150 gr Butterkekse mit Schokoboden | 1 EL Butter

Für den Belag:

1 kg Erdbeeren | 750 gr Naturjoghurt | 200 gr Sahne | 130 gr Zucker | 1 Päckchen Vanillezucker | etwas Zitronenabrieb | 12 Blatt Gelatine

Für den Boden die Kekse in einem Multizerkleinerer zerhacken. Butter schmelzen und zu den Kekskrümeln geben. In eine Springform geben und fest andrücken. 30 Minuten kalt stellen.

Joghurt mit Zucker, Vanillezucker und Zitronenabrieb verrühren. Sahne steif schlagen und unterheben. In drei Schüsseln zu gleichen Teilen aufteilen.

500 gr Erdbeeren waschen, putzen und im Mixer pürieren. Durch ein feines Sieb passieren. 1/3 des Erdbeerpürees in eine Schüssel mit Joghurtmasse geben, die restlichen 2/3 in eine weitere. Die dritte Masse bleibt weiss.

4 Blatt Gelatine nach Anweisung auflösen und mit der weissen Joghurtmasse vermischen. Auf dem Keksboden verteilen. Etwa eine Stunde kaltstellen.

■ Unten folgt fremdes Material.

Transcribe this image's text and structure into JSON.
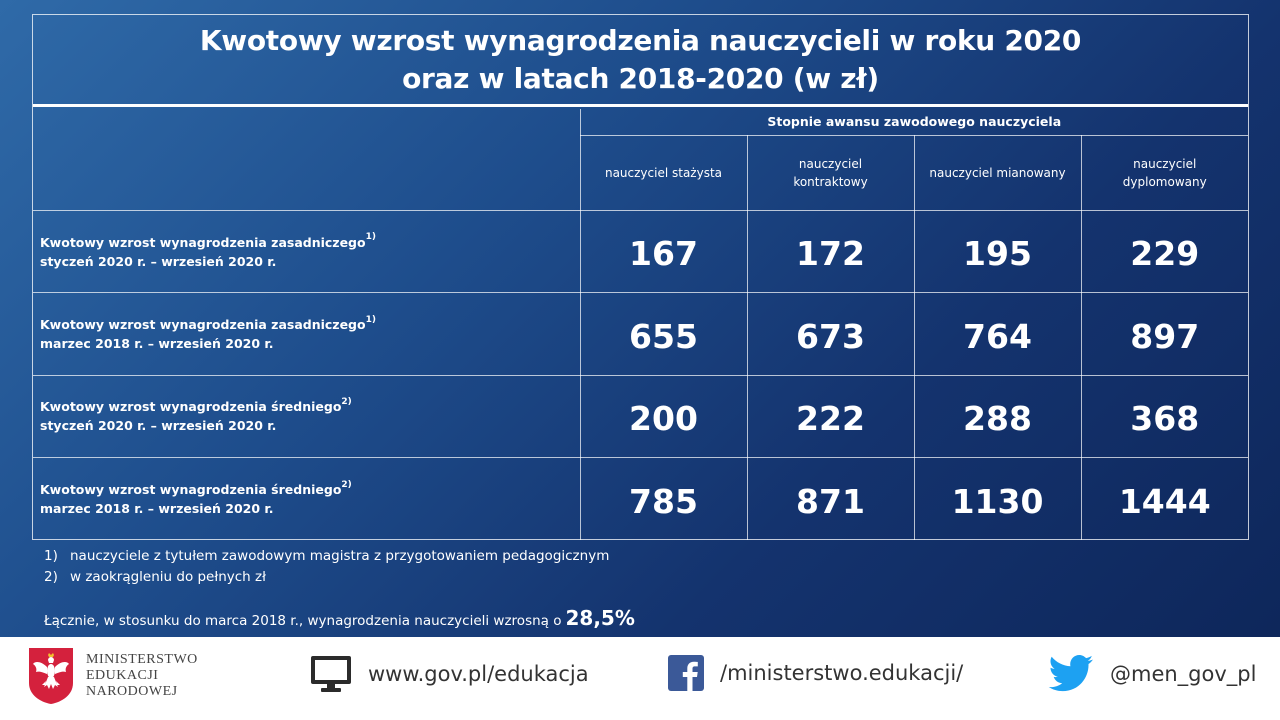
{
  "title": {
    "line1": "Kwotowy wzrost wynagrodzenia nauczycieli w roku 2020",
    "line2": "oraz w latach 2018-2020 (w zł)"
  },
  "table": {
    "group_header": "Stopnie awansu zawodowego nauczyciela",
    "columns": [
      [
        "nauczyciel stażysta"
      ],
      [
        "nauczyciel",
        "kontraktowy"
      ],
      [
        "nauczyciel mianowany"
      ],
      [
        "nauczyciel",
        "dyplomowany"
      ]
    ],
    "rows": [
      {
        "line1": "Kwotowy wzrost wynagrodzenia zasadniczego",
        "sup": "1)",
        "line2": "styczeń 2020 r. – wrzesień 2020 r.",
        "values": [
          "167",
          "172",
          "195",
          "229"
        ]
      },
      {
        "line1": "Kwotowy wzrost wynagrodzenia zasadniczego",
        "sup": "1)",
        "line2": "marzec 2018 r. – wrzesień 2020 r.",
        "values": [
          "655",
          "673",
          "764",
          "897"
        ]
      },
      {
        "line1": "Kwotowy wzrost wynagrodzenia średniego",
        "sup": "2)",
        "line2": "styczeń 2020 r. – wrzesień 2020 r.",
        "values": [
          "200",
          "222",
          "288",
          "368"
        ]
      },
      {
        "line1": "Kwotowy wzrost wynagrodzenia średniego",
        "sup": "2)",
        "line2": "marzec 2018 r. – wrzesień 2020 r.",
        "values": [
          "785",
          "871",
          "1130",
          "1444"
        ]
      }
    ]
  },
  "footnotes": [
    {
      "num": "1)",
      "text": "nauczyciele z tytułem zawodowym magistra  z przygotowaniem pedagogicznym"
    },
    {
      "num": "2)",
      "text": "w zaokrągleniu do pełnych zł"
    }
  ],
  "summary": {
    "text": "Łącznie, w stosunku do marca 2018 r., wynagrodzenia nauczycieli wzrosną o",
    "percent": "28,5%"
  },
  "footer": {
    "ministry": [
      "MINISTERSTWO",
      "EDUKACJI",
      "NARODOWEJ"
    ],
    "website": "www.gov.pl/edukacja",
    "facebook": "/ministerstwo.edukacji/",
    "twitter": "@men_gov_pl",
    "icons": {
      "emblem": "polish-eagle-emblem-icon",
      "website": "monitor-icon",
      "facebook": "facebook-icon",
      "twitter": "twitter-bird-icon"
    },
    "colors": {
      "emblem_red": "#d4213d",
      "facebook": "#3b5998",
      "twitter": "#1da1f2",
      "monitor": "#2b2b2b"
    }
  }
}
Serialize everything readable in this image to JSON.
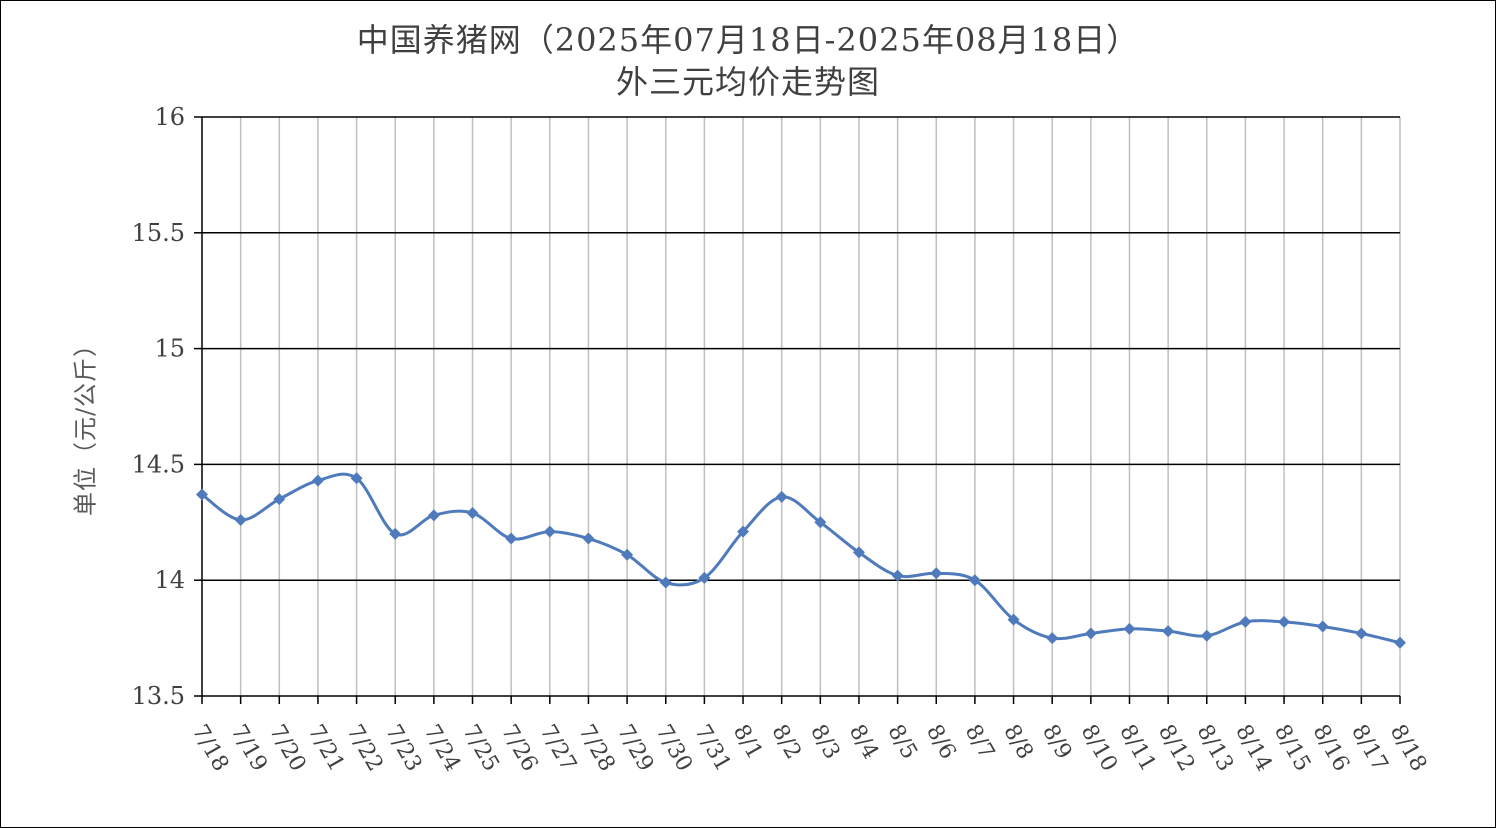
{
  "chart_data": {
    "type": "line",
    "title": "中国养猪网（2025年07月18日-2025年08月18日）",
    "subtitle": "外三元均价走势图",
    "xlabel": "",
    "ylabel": "单位（元/公斤）",
    "ylim": [
      13.5,
      16
    ],
    "yticks": [
      "16",
      "15.5",
      "15",
      "14.5",
      "14",
      "13.5"
    ],
    "ytick_values": [
      16,
      15.5,
      15,
      14.5,
      14,
      13.5
    ],
    "grid": true,
    "legend": "none",
    "line_color": "#4F7BBD",
    "categories": [
      "7/18",
      "7/19",
      "7/20",
      "7/21",
      "7/22",
      "7/23",
      "7/24",
      "7/25",
      "7/26",
      "7/27",
      "7/28",
      "7/29",
      "7/30",
      "7/31",
      "8/1",
      "8/2",
      "8/3",
      "8/4",
      "8/5",
      "8/6",
      "8/7",
      "8/8",
      "8/9",
      "8/10",
      "8/11",
      "8/12",
      "8/13",
      "8/14",
      "8/15",
      "8/16",
      "8/17",
      "8/18"
    ],
    "series": [
      {
        "values": [
          14.37,
          14.26,
          14.35,
          14.43,
          14.44,
          14.2,
          14.28,
          14.29,
          14.18,
          14.21,
          14.18,
          14.11,
          13.99,
          14.01,
          14.21,
          14.36,
          14.25,
          14.12,
          14.02,
          14.03,
          14.0,
          13.83,
          13.75,
          13.77,
          13.79,
          13.78,
          13.76,
          13.82,
          13.82,
          13.8,
          13.77,
          13.73
        ]
      }
    ]
  }
}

Danach mit der schwachrosa, zuletzt mit der dunkelrosa Masse ebenso verfahren. Unbedingt die Kühlzeiten beachten, da sonst die Schichten nicht trennscharf werden.

Die restlichen Erdbeeren putzen und waschen. Torte damit belegen. Fertig!

Ich hoffe, die Erdbeertorte zaubert euch auch ein bisschen Sonne auf den Teller. 🙂

Habt eine tolle, kurze Woche!

Liebe Grüße

Sabrina

P.S. Hier habe ich noch den passenden Sountrack zum Kuchen für euch.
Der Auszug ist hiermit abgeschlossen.